Anisha se dissimule derrière mon dos, terrorisée. Est ce qu’ elle pourra un jour sortir de son mutisme ?

Il lui sourit, lui tend ses fameux bonbons à la cerise. Elle plaque son visage dans le creux de mon dos.
Je n’ ai pas eu besoin d’ examen gynécologique. J'ignore ce qu’à vécu cette pauvre gamine, j’ ai la certitude que Guilhem les a ramenés de l’ enfer.
– Et celui-çi? Il est aussi sauvage ? Tu permets ?
Mon père fait partie des précurseurs de la communication non violente, celle des origines, pas encore pervertie par le positivisme à tout crin. Il demande toujours le consentement pour la plupart de ses gestes, cherchant à comprendre plutôt qu’ à imposer.
– Je vais te toucher mon petit bonhomme. Je suis ton pépé.
Je soupire, dès que je lui ai parlé de peut-être adopter ces deux oisillons cabossés, il s'est auto proclamé leur grand-père. Je trouve ce nom de pépé péjoratif. A lui de choisir….
Il écarte un pan de la solide écharpe orange usée, ému. Faite sur mesure, selon son idée, il l’ avait offerte à ma mère, elle l'utilisait comme corde, paréo,  sac, pour se protéger des intempéries, elle m’ avait appris à la nouer de différentes façons.
Mon bébé remue faiblement contre mon ventre, plutôt de microscopiques appuis. Je sais ce qu’il voit. Deux grands yeux bridés dévore  un visage hâve, vides.
Le médecin en lui revient au galop. Réhydratation ? Alimentation ? Vaccins ? Pour les vaccins on attendra, il est trop faible. Le reste, on va bien voir. Il n’ y a plus de place en pédiatrie. J’ ai eu les bons premiers gestes. Perfusions, le mettre au chaud. Puis Nathan, le kiné, m’a donné l’ idée de l’ écharpe. Ses grandes mains l’ ont manipulé avec une extrême délicatesse, remettant en place la hanche luxée sous l'œil méfiant d’ Anisha. Comment peut-on faire ça à un bébé ? il aurait été boiteux à vie, il en gardera une faiblesse. Peut-être qu' une intervention à la fin de la croissance l’ aidera.
Je viens de  résumer.
– Il y a un stage de portage à la maison de santé, la semaine prochaine, si cela te convient tu devrais venir. C’est bien le peau à peau, je le conseille aux mamans.
Malgré ses soixante quinze ans, il continue d’exercer, bénévole dans une maison médicale d’urgence, à la périphérie d’une cité, à Lyon. Il soigne des petites vieilles oubliées du système, craignant les urgences où l’ on trie de plus en plus les malades, fautes de place, de personnels, des sdfs, des sans papiers. Kévin me dit toujours : Tel père, tel fils.

Après plusieurs aller et retour,il revient de sa voiture, les bras chargés de paquets colorés.
– Voilà pour le petit. Mais….tu vas te dépêcher de déballer.

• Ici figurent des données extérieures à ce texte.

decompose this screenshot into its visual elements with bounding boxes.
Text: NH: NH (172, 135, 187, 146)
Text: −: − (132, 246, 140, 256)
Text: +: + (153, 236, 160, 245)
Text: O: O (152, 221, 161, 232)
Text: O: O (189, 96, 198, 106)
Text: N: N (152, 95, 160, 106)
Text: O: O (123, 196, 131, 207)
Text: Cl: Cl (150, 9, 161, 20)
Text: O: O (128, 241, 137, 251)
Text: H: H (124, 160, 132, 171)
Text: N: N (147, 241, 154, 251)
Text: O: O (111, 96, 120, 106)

Pa’, mon Pa’, ma mère l’ appelait ainsi, le diminutif de Patrick, m’ attendrit. Il ne me semblait pas frustré de ne pas  être grand- père. Pourtant , là, il est complètement gâteux. Je découvre un amoncellement de minuscules body, de pyjamas, de brassières, de chaussons, un tapis d’éveil, un anneau de dentition, des hochets.
–Pa’, tu as dévalisé un magasin de puériculture.
- Attends, j’ ai pas fini. Lucile m’ a arrêté, sinon, j’ en aurai ramené davantage.
Lucile est une accorte infirmière à la retraite, bénévole, elle l’ assiste à son cabinet. Tout l’inverse de ma mère. Il me semble qu’ils se rapprochent depuis quelque temps. J’ aimerai tant que mon père soit de nouveau heureux en couple.
Le bébé s'agite encore un peu. Il devrait bientôt avoir faim. Enfin, je suppose.
Kevin franchit la porte. Lui aussi chargé de paquets. Une poussette dernier cri, un transat avec un mobile.
– J’ ai vu pour les meubles d’une chambre, j’ ai ramené un catalogue.
Ils sont fous.
La petite bouche cherche maladroitement contre ma peau.
– Il a faim ? Ne bouge pas, je vais chercher son biberon. Je le réchauffe un peu ?  Qui a métamorphosé ce bourru ?
Je dégage doucement mon épaule nu de l'écharpe pour le blottir au creux de mon bras, son regard plonge dans le mien
Mon cœur gonfle, gonfle, mes yeux se mouillent,je n’ aurai jamais crû ressentir cette immense joie de chacune de mes cellules.
Il avale avec difficulté quelques grammes de lait pour prématuré. Je rends grâce aux mamans qui donnent leur excédent de lait au lactarium. Les petits yeux se ferment, les petits doigts fragiles se crispent à peine sur ma poitrine, rien ne pourrait nous désunir.